Average cell numbers per cluster per sample, comparing either controls and AD samples from donors heterozygotic for the common TREM2 allele (a; CtrlCV, sections from n = 6 brains; AlzCV, n = 18) or controls and AD samples homozygotic for the TREM2 common allele and those heterozygotic for R62H or R47H risk variants combined (c; CtrlCV, n = 6; CtrlTREM2, n = 6; AlzCV, n = 18; AlzTREM2, n = 13) or separately (e; CtrlCV, n = 6; CtrlTREM2, n = 6; AlzCV, n = 18; AlzR62H, n = 7; AlzR47H, n = 6). Only clusters with significant differences in sizes between sample groups are shown.
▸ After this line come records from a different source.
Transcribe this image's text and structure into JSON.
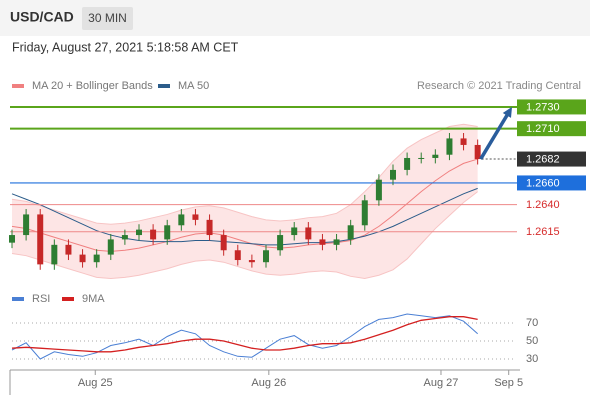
{
  "header": {
    "symbol": "USD/CAD",
    "timeframe": "30 MIN",
    "timestamp": "Friday, August 27, 2021 5:18:58 AM CET"
  },
  "chart_data": [
    {
      "type": "candlestick",
      "credit": "Research © 2021 Trading Central",
      "xlim": [
        0,
        36
      ],
      "ylim": [
        1.2566,
        1.2741
      ],
      "open": [
        1.2605,
        1.2612,
        1.2631,
        1.2585,
        1.2603,
        1.2594,
        1.2587,
        1.2594,
        1.2608,
        1.2612,
        1.2617,
        1.2608,
        1.2621,
        1.2631,
        1.2626,
        1.2612,
        1.2598,
        1.2589,
        1.2587,
        1.2598,
        1.2612,
        1.2619,
        1.2608,
        1.2603,
        1.2608,
        1.2621,
        1.2644,
        1.2663,
        1.2672,
        1.2683,
        1.2683,
        1.2686,
        1.2701,
        1.2695
      ],
      "high": [
        1.2617,
        1.2636,
        1.2636,
        1.2608,
        1.2608,
        1.2599,
        1.2599,
        1.2613,
        1.2617,
        1.2622,
        1.2622,
        1.2626,
        1.2636,
        1.2636,
        1.2631,
        1.2617,
        1.2603,
        1.2594,
        1.2603,
        1.2617,
        1.2624,
        1.2624,
        1.2613,
        1.2613,
        1.2626,
        1.2649,
        1.2668,
        1.2677,
        1.2688,
        1.2688,
        1.2691,
        1.2706,
        1.2706,
        1.27
      ],
      "low": [
        1.26,
        1.2607,
        1.258,
        1.258,
        1.2589,
        1.2582,
        1.2582,
        1.2589,
        1.2603,
        1.2607,
        1.2603,
        1.2603,
        1.2616,
        1.2621,
        1.2607,
        1.2593,
        1.2584,
        1.2582,
        1.2582,
        1.2593,
        1.2607,
        1.2603,
        1.2598,
        1.2598,
        1.2603,
        1.2616,
        1.2639,
        1.2658,
        1.2667,
        1.2678,
        1.2678,
        1.2681,
        1.269,
        1.2677
      ],
      "close": [
        1.2612,
        1.2631,
        1.2585,
        1.2603,
        1.2594,
        1.2587,
        1.2594,
        1.2608,
        1.2612,
        1.2617,
        1.2608,
        1.2621,
        1.2631,
        1.2626,
        1.2612,
        1.2598,
        1.2589,
        1.2587,
        1.2598,
        1.2612,
        1.2619,
        1.2608,
        1.2603,
        1.2608,
        1.2621,
        1.2644,
        1.2663,
        1.2672,
        1.2683,
        1.2683,
        1.2686,
        1.2701,
        1.2695,
        1.2682
      ],
      "up_color": "#2e7d32",
      "down_color": "#c62828",
      "series": [
        {
          "name": "MA 20 + Bollinger Bands",
          "color": "#f08080",
          "values": [
            1.262,
            1.2618,
            1.2614,
            1.261,
            1.2606,
            1.2602,
            1.2598,
            1.2597,
            1.2598,
            1.26,
            1.2603,
            1.2606,
            1.261,
            1.2613,
            1.2614,
            1.2612,
            1.2608,
            1.2604,
            1.2601,
            1.26,
            1.2601,
            1.2603,
            1.2604,
            1.2605,
            1.2607,
            1.2612,
            1.262,
            1.263,
            1.2641,
            1.2652,
            1.2662,
            1.2671,
            1.2678,
            1.2682
          ],
          "upper": [
            1.2645,
            1.2643,
            1.2639,
            1.2635,
            1.2631,
            1.2627,
            1.2623,
            1.2622,
            1.2623,
            1.2625,
            1.2628,
            1.2631,
            1.2635,
            1.2638,
            1.2639,
            1.2637,
            1.2633,
            1.2629,
            1.2626,
            1.2625,
            1.2626,
            1.2628,
            1.2629,
            1.2632,
            1.264,
            1.2652,
            1.2665,
            1.268,
            1.2692,
            1.27,
            1.2706,
            1.2712,
            1.2714,
            1.2712
          ],
          "lower": [
            1.2595,
            1.2593,
            1.2589,
            1.2585,
            1.2581,
            1.2577,
            1.2573,
            1.2572,
            1.2573,
            1.2575,
            1.2578,
            1.2581,
            1.2585,
            1.2588,
            1.2589,
            1.2587,
            1.2583,
            1.2579,
            1.2576,
            1.2575,
            1.2576,
            1.2578,
            1.2579,
            1.2578,
            1.2574,
            1.2572,
            1.2575,
            1.258,
            1.259,
            1.2604,
            1.2618,
            1.263,
            1.2642,
            1.2652
          ]
        },
        {
          "name": "MA 50",
          "color": "#2b5c8a",
          "values": [
            1.265,
            1.2645,
            1.264,
            1.2634,
            1.2628,
            1.2622,
            1.2616,
            1.2612,
            1.2609,
            1.2607,
            1.2606,
            1.2606,
            1.2606,
            1.2607,
            1.2607,
            1.2606,
            1.2605,
            1.2604,
            1.2603,
            1.2603,
            1.2604,
            1.2605,
            1.2605,
            1.2606,
            1.2608,
            1.2611,
            1.2615,
            1.262,
            1.2626,
            1.2632,
            1.2638,
            1.2644,
            1.265,
            1.2655
          ]
        }
      ],
      "levels": [
        {
          "value": 1.273,
          "label": "1.2730",
          "color": "#5aa51b",
          "boxed": true
        },
        {
          "value": 1.271,
          "label": "1.2710",
          "color": "#5aa51b",
          "boxed": true
        },
        {
          "value": 1.2682,
          "label": "1.2682",
          "color": "#333333",
          "boxed": true
        },
        {
          "value": 1.266,
          "label": "1.2660",
          "color": "#1e6fdc",
          "boxed": true
        },
        {
          "value": 1.264,
          "label": "1.2640",
          "color": "#d62b2b",
          "boxed": false
        },
        {
          "value": 1.2615,
          "label": "1.2615",
          "color": "#d62b2b",
          "boxed": false
        }
      ]
    },
    {
      "type": "line",
      "xlim": [
        0,
        36
      ],
      "ylim": [
        20,
        100
      ],
      "yticks": [
        30,
        50,
        70
      ],
      "xticks": [
        {
          "value": 5.9,
          "label": "Aug 25"
        },
        {
          "value": 18.2,
          "label": "Aug 26"
        },
        {
          "value": 30.4,
          "label": "Aug 27"
        },
        {
          "value": 35.2,
          "label": "Sep 5"
        }
      ],
      "series": [
        {
          "name": "RSI",
          "color": "#4a7fd4",
          "values": [
            40,
            48,
            30,
            38,
            35,
            33,
            37,
            45,
            48,
            52,
            45,
            55,
            62,
            58,
            45,
            38,
            33,
            32,
            42,
            52,
            56,
            46,
            42,
            45,
            55,
            66,
            74,
            76,
            80,
            78,
            76,
            78,
            72,
            58
          ]
        },
        {
          "name": "9MA",
          "color": "#d42020",
          "values": [
            42,
            43,
            42,
            41,
            40,
            39,
            38,
            38,
            40,
            43,
            45,
            47,
            50,
            52,
            52,
            50,
            46,
            42,
            40,
            40,
            42,
            45,
            47,
            47,
            48,
            52,
            57,
            62,
            68,
            73,
            75,
            77,
            77,
            74
          ]
        }
      ]
    }
  ]
}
The density of cells (cell number/mm²) in each cortical layer (L1-6) from all clusters showing layer-specific vulnerabilities (distribution of all neuronal clusters shown in Figure S5.b), comparing either controls and AD samples carrying the common TREM2 allele (c; CtrlCV, n = 6; AlzCV, n = 18) or controls and AD samples homozygotic for TREM2 common allele and those heterozygotic for R62H or R47H risk variants combined (d; CtrlCV, n = 6; CtrlTREM2, n = 6; AlzCV, n = 18; AlzTREM2, n = 13) or considered separately (d; CtrlCV, n = 6; CtrlTREM2, n = 6; AlzCV, n = 18; AlzR62H, n = 7; AlzR47H, n = 6). Quantification was performed on three ROIs acquired from a single section of each sample and pooled together before performing statistical analyses between groups. Statistical significance was calculated with Dirichlet regression (a,c,e), two-sided Wilcoxon signed-rank test (b), or either ANOVA and two-sided Tukey tests or Kruskal–Wallis and two-sided Wilcoxon signed-rank test, depending on whether groups showed normal or non-normal distributions, respectively (d, f). Boxplots show median (middle line), interquartile range (box), and variability outside of the first and third quartile (lines extending from the box). P values are indicated as: non-significant, ns, p > 0.05; *p ≤ 0.05; **p ≤ 0.01; ***p ≤ 0.001; ****p ≤ 0.0001. Source data are provided as a Source Data file.